А много лет спустя после той ночи посчастливилось мне побывать в Бутырской тюрьме. Уже вовсе был в ином я качестве — снимался фильм, по ходу которого (придумка сценариста) должен я был рассказывать свои байки в тюремных стенах. А Бутырка с неких пор вступила на вполне разумный коммерческий путь: за деньги (весьма немалые) туда можно было на четыре часа прийти с кинокамерой и в сопровождении дежурного офицера побродить по этажам и во дворе. Впрочем, начали мы съемки еще при входе: кто-то местный из начальства строгим тоном нам сказал, что в административном корпусе снимать ни в коем случае нельзя. И тут же я услышал, как у оператора на уровне колена ровно застрекотала камера. Для творческого человека нет сильнее стимула, чем запрет, подумал я одобрительно. Нас опекал очень симпатичный капитан средних лет, знаток Бутырской тюрьмы и вообще энтузиаст тюремного дела (нет-нет, не было в нем ни капли садизма, просто по душе пришлась ему его профессия, и по-мужски добросовестно он к ней относился). Он знал Бутырку современную, а я довольно много знал о Бутырке двадцатых годов (ибо общался много с бывшими зэками), и мы с ним очень интересно собеседовали, переходя для съемок в разные помещения — пустующие камеры, прогулочные дворики, отстойник для собирания этапа, даже карцер. Мы были в зале, где в двадцатом году всю ночь пел Шаляпин (он перед отъездом испросил позволения провести новогоднюю ночь с людьми, ввергнутыми в узилище, и ему разрешили), мы ходили по тюремному музею в Пугачевской башне (тут когда-то клетку с Пугачевым охранял всю ночь Суворов с шашкой наголо), я с интересом поддерживал разговор, исправно и послушно излагал заказанные байки — и с недоумением вслушивался в свои душевные ощущения. Их не было. Ни боли, ни страха от кошмарных этих стен, ни даже — очевидно, стыдно сознаваться в этом — острого сочувствия к тем, кто за железными дверьми сейчас сидел. Я был сторонним равнодушным посетителем.

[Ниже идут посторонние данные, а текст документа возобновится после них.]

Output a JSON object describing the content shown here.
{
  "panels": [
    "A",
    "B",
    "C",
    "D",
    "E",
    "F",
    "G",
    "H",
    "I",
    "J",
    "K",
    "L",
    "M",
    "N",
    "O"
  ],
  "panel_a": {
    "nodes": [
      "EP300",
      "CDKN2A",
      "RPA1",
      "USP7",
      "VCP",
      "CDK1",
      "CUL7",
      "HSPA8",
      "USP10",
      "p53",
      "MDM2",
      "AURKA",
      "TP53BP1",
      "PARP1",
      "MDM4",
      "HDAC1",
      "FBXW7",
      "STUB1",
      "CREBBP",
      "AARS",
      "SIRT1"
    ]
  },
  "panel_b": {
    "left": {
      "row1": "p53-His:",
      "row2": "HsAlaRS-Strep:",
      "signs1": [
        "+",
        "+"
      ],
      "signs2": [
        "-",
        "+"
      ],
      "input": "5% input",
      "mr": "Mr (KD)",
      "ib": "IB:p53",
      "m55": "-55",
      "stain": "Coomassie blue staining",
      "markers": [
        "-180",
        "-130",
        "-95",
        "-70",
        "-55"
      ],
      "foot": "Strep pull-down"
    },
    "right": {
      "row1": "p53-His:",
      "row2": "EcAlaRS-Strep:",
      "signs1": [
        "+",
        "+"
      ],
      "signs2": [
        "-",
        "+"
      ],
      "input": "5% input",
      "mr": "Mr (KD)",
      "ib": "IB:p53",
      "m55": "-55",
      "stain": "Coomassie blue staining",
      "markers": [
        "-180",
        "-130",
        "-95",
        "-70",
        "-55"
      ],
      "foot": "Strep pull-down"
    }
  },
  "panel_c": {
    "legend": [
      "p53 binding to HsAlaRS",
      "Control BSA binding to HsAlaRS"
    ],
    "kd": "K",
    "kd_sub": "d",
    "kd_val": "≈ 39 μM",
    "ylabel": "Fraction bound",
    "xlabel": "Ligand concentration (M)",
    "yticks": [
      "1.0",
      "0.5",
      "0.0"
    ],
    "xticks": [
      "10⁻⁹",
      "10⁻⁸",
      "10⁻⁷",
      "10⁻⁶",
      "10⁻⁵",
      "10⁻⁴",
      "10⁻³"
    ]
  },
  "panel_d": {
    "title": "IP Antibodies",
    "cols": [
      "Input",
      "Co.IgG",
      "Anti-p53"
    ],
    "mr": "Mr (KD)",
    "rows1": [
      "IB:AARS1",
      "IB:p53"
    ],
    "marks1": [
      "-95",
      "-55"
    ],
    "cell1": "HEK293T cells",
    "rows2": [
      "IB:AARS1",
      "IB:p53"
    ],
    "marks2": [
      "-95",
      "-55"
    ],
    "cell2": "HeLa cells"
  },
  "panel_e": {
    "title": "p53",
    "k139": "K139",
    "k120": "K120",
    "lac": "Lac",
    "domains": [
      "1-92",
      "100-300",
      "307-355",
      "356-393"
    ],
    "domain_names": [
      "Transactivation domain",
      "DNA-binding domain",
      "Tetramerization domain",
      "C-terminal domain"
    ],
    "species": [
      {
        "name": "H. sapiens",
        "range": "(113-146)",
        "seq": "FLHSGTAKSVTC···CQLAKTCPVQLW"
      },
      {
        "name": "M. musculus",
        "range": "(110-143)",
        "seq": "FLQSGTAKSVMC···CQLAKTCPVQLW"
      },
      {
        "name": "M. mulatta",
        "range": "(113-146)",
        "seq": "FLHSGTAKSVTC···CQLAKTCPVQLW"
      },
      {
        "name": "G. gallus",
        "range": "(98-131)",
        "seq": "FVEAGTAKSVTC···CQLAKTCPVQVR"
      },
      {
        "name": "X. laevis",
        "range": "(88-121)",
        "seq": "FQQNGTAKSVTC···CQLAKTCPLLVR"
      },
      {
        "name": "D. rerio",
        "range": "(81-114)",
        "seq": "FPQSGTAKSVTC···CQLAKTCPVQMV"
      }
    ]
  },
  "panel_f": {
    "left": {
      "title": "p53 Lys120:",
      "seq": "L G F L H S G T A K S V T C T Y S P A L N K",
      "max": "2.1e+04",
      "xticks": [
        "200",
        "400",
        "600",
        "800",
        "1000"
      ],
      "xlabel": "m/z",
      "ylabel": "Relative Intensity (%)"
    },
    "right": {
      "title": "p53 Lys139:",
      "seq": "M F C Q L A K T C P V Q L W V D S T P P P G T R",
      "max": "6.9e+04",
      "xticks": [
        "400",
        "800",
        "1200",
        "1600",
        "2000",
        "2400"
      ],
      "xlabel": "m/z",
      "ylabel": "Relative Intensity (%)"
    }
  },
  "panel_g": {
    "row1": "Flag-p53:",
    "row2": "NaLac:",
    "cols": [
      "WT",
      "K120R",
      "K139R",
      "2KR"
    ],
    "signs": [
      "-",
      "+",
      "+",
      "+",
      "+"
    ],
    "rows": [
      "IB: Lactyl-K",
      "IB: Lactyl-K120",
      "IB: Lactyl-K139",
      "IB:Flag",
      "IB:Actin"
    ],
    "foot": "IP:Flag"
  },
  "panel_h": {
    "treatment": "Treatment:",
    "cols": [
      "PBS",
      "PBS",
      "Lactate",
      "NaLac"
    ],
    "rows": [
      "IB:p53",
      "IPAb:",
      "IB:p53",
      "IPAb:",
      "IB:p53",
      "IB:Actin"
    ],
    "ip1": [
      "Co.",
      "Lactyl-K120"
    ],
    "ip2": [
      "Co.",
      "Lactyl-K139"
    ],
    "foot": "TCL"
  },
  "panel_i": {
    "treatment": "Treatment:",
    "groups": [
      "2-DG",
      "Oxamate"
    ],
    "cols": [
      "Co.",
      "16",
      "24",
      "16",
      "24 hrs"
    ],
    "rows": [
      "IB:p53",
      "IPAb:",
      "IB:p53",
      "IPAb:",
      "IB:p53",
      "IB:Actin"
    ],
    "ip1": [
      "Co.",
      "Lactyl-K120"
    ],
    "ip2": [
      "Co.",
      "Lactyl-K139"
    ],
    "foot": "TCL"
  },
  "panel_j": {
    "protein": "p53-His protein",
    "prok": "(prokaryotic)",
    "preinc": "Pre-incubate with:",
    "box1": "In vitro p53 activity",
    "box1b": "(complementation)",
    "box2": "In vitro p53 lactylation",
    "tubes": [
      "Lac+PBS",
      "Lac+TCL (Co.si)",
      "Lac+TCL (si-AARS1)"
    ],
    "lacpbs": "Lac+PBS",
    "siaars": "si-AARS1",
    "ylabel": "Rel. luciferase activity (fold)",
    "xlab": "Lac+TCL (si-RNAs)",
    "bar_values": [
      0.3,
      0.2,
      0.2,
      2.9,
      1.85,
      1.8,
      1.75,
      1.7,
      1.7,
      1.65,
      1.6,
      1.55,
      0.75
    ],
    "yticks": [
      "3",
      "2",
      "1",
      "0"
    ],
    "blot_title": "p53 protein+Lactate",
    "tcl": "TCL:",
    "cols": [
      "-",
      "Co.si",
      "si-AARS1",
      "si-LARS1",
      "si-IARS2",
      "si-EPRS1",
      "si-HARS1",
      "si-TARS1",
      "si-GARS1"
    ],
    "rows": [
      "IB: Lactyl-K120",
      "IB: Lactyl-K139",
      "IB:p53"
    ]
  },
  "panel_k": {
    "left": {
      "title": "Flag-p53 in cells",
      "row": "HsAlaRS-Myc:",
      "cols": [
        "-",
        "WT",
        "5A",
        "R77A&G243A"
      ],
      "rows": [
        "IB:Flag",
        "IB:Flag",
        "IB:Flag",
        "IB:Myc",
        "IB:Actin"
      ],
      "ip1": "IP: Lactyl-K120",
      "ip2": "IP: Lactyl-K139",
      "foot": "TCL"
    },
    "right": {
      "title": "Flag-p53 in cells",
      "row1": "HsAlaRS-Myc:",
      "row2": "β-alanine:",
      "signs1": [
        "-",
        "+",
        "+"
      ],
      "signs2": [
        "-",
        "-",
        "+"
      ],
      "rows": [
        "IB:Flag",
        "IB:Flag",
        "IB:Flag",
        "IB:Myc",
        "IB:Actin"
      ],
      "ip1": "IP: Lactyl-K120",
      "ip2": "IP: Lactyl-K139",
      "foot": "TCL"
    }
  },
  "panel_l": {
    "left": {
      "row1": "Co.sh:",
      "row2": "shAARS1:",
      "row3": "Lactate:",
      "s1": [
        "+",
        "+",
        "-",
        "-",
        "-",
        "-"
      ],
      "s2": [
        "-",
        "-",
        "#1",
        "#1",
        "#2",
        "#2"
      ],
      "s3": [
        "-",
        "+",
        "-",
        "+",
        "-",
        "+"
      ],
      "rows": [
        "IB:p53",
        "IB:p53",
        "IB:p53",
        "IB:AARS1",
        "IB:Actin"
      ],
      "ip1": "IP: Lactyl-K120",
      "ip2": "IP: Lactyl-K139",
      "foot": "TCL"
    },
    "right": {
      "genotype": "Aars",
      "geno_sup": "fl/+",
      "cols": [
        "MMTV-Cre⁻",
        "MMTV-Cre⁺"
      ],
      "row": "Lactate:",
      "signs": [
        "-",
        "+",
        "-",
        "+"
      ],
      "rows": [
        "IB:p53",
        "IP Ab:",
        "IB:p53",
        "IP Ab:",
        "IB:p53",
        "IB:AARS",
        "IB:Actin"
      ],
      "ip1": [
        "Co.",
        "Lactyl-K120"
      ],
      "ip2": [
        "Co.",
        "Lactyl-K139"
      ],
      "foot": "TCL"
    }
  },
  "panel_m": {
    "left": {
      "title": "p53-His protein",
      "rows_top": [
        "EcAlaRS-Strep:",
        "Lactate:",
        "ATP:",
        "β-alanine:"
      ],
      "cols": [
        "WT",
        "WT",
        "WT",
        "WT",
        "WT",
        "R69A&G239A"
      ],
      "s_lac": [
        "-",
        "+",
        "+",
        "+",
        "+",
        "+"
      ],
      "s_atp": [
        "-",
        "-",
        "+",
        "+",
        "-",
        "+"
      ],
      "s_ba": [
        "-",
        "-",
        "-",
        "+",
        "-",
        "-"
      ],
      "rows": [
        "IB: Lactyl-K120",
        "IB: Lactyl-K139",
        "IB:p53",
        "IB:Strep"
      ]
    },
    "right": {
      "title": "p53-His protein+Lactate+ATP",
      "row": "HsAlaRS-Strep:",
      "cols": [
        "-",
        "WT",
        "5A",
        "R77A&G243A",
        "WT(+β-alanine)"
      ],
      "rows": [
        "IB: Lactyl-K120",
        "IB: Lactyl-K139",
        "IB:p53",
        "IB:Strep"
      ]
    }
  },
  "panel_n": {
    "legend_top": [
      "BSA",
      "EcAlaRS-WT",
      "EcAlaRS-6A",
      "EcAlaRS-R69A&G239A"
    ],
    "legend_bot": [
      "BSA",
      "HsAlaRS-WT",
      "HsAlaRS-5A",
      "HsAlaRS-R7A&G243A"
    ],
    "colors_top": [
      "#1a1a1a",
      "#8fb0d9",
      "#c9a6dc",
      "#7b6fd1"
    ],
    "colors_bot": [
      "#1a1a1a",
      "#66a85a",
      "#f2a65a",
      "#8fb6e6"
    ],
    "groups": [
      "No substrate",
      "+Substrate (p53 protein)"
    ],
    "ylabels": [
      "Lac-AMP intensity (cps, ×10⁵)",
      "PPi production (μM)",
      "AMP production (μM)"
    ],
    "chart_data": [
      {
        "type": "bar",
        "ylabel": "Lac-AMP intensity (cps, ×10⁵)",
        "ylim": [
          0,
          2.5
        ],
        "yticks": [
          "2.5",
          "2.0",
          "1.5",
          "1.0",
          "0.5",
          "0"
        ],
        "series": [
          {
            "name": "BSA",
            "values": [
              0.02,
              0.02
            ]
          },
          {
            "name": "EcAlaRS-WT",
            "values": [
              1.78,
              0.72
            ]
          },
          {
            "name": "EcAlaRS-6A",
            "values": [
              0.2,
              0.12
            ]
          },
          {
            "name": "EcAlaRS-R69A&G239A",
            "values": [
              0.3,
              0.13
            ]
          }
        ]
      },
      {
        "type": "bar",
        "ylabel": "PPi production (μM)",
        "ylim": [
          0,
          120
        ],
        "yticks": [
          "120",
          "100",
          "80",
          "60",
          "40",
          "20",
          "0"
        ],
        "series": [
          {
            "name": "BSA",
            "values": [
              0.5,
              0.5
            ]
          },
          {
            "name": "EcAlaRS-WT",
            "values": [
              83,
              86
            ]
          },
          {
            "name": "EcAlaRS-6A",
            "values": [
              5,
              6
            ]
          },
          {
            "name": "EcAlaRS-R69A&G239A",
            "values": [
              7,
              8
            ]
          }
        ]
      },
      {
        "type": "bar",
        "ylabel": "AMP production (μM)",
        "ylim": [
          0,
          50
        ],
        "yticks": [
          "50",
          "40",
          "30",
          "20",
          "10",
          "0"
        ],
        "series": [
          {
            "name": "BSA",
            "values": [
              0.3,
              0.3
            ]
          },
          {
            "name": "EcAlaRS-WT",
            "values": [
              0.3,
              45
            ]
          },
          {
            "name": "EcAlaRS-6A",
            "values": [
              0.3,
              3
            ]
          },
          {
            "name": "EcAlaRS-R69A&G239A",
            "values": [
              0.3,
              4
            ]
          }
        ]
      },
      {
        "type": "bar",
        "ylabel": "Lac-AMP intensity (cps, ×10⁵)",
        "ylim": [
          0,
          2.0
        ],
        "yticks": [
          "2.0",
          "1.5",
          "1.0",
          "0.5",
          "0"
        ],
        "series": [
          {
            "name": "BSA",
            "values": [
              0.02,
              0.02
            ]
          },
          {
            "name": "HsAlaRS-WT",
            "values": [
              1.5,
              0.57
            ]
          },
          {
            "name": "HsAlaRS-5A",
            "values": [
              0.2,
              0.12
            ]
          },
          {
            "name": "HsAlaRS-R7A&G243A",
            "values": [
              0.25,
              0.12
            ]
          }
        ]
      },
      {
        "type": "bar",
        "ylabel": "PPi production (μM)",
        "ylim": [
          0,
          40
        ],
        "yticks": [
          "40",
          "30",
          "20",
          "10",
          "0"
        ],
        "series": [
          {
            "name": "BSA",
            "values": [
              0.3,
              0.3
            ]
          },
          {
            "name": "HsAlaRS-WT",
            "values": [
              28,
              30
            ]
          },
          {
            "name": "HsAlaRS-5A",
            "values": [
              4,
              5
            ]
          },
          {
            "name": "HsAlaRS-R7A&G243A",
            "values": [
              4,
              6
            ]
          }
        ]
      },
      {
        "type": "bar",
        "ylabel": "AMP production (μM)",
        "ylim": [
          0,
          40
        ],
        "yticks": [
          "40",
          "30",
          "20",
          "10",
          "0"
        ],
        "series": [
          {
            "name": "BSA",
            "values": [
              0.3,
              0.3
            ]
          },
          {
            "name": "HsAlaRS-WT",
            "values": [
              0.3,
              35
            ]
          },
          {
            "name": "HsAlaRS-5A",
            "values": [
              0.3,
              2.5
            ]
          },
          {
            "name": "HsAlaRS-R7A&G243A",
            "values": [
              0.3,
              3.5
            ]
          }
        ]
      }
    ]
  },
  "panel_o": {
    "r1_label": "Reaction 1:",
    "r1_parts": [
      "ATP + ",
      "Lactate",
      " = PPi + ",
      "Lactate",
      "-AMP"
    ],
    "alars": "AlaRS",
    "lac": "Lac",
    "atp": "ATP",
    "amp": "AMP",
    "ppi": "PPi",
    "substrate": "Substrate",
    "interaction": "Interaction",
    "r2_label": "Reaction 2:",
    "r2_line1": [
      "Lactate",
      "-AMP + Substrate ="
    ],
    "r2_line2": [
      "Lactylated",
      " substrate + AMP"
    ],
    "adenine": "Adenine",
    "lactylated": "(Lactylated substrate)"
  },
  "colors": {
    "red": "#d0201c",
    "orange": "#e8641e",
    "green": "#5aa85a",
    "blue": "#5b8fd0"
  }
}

А когда уже мы выходили из последней двери и замок ее за нами громко лязгнул, ощутил я облегчение внезапное и со счастливой глупой улыбкой совершенно машинально произнес: «Свобода!»

В двух метрах от меня толкал тележку с огромной бадьей тюремной баланды невысокий мужичок восточного вида — заключенный из тюремной обслуги. Услыхав мой возглас, он остановился и приветливо меня спросил:

— Освобождаешься?

— С концами! — радостно ответил я.

— Больше не попадайся, — посоветовал он.